Ato terceiro, cena I – O tom coloquial e a repetição das expressões “minha” e
“sangue” intensificam o pathos, dando indícios de uma eventual morte de
Maria
Ato terceiro, cena IV – Telmo depara-se com um conflito interior: por um lado,
estava a fidelidade ao seu amo; por outro apegou-se muito a Maria. Esse
afeto e esse amor por Maria substituiu D. João de Portugal e, como tal,
Telmo chega a pedir a morte de D. João em vez da de Maria.
Ato terceiro, cena V – D. João sente que foi esquecido e que já ninguém
esperava o seu regresso. Momentos depois, quando toma conhecimento que
D. Madalena fez tudo ao seu alcance para o encontra, arrepende-se de ter
voltado e pede a Telmo que minta para passar a ideia que tinham sido
apenas falsos rumores dos inimigos de D. Manuel.
Ato terceiro, cena XI – Maria revolta-se com a cerimónia divina, pedindo aos
pais para mentirem de forma a ela não ser considerada ilegítima.
A dimensão trágica da obra e a dimensão crítica ligada à mesma

O aparecimento do Romeiro consuma a dimensão trágica da obra, uma vez


que é o próprio João de Portugal, o qual regressa ao fim de 21 anos do
desaparecimento da Batalha de Alcácer-Quibir, quando já não era mais
esperado. Deste modo, traz a tragicidade/ infelicidade à sua esposa, casada
agora com D. Manuel, e à filha do casal que, aos olhos da sociedade, era
alguém sem nome digno e, por isso mesmo, considerada ilegítima.

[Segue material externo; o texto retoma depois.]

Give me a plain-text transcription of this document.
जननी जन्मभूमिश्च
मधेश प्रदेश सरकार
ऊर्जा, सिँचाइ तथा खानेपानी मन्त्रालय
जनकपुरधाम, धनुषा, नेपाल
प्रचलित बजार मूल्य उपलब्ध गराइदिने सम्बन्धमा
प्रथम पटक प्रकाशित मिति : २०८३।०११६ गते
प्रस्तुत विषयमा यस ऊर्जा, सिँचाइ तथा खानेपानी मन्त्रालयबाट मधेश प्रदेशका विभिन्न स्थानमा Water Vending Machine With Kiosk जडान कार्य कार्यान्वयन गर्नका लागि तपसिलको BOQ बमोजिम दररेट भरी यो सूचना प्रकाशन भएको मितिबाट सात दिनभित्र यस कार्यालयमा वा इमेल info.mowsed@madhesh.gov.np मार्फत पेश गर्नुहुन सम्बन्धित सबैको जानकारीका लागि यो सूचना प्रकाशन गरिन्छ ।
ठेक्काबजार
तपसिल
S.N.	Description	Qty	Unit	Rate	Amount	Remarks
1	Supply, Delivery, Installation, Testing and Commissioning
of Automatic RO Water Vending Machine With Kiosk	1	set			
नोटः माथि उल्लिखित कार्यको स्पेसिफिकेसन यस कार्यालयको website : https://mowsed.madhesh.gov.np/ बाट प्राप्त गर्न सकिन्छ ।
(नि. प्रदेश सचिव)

Daí que o aparecimento do Romeiro abra também a dimensão crítica da obra
visto que, tratando-se de um drama romântico, Garret pretende chamar à
atenção de uma sociedade demasiado preconceituosa e conservadora que
vitima inocentes. Em toda a história, Maria, o ser mais inocente, é aquela que
mais sofre com a “separação” dos pais, existindo aqui um paralelo com a
vida do escritor, pois ele próprio se viu impedido de dar o seu nome à filha
que teve com Adelaide Deville (amante do autor), na medida em que esta
veio a falecer primeiro que a sua mulher.
Saliente-se também que, através do regresso de D. João de Portugal, Garret
nos dá o reverso do mito sebastianista, ou seja, o contrário da crença
popular: de que o regresso do rei D. Sebastião seria bom para a nação; ora,
o regresso de D. João nada traz de bom, pelo contrário, traz sim a
infelicidade.
Com a concretização do mito sebastianista, D. João passa a simbolizar a
figura do anti-herói, querendo Garret alertar a sociedade para a vivência do
presente e não para as memórias da glória passada.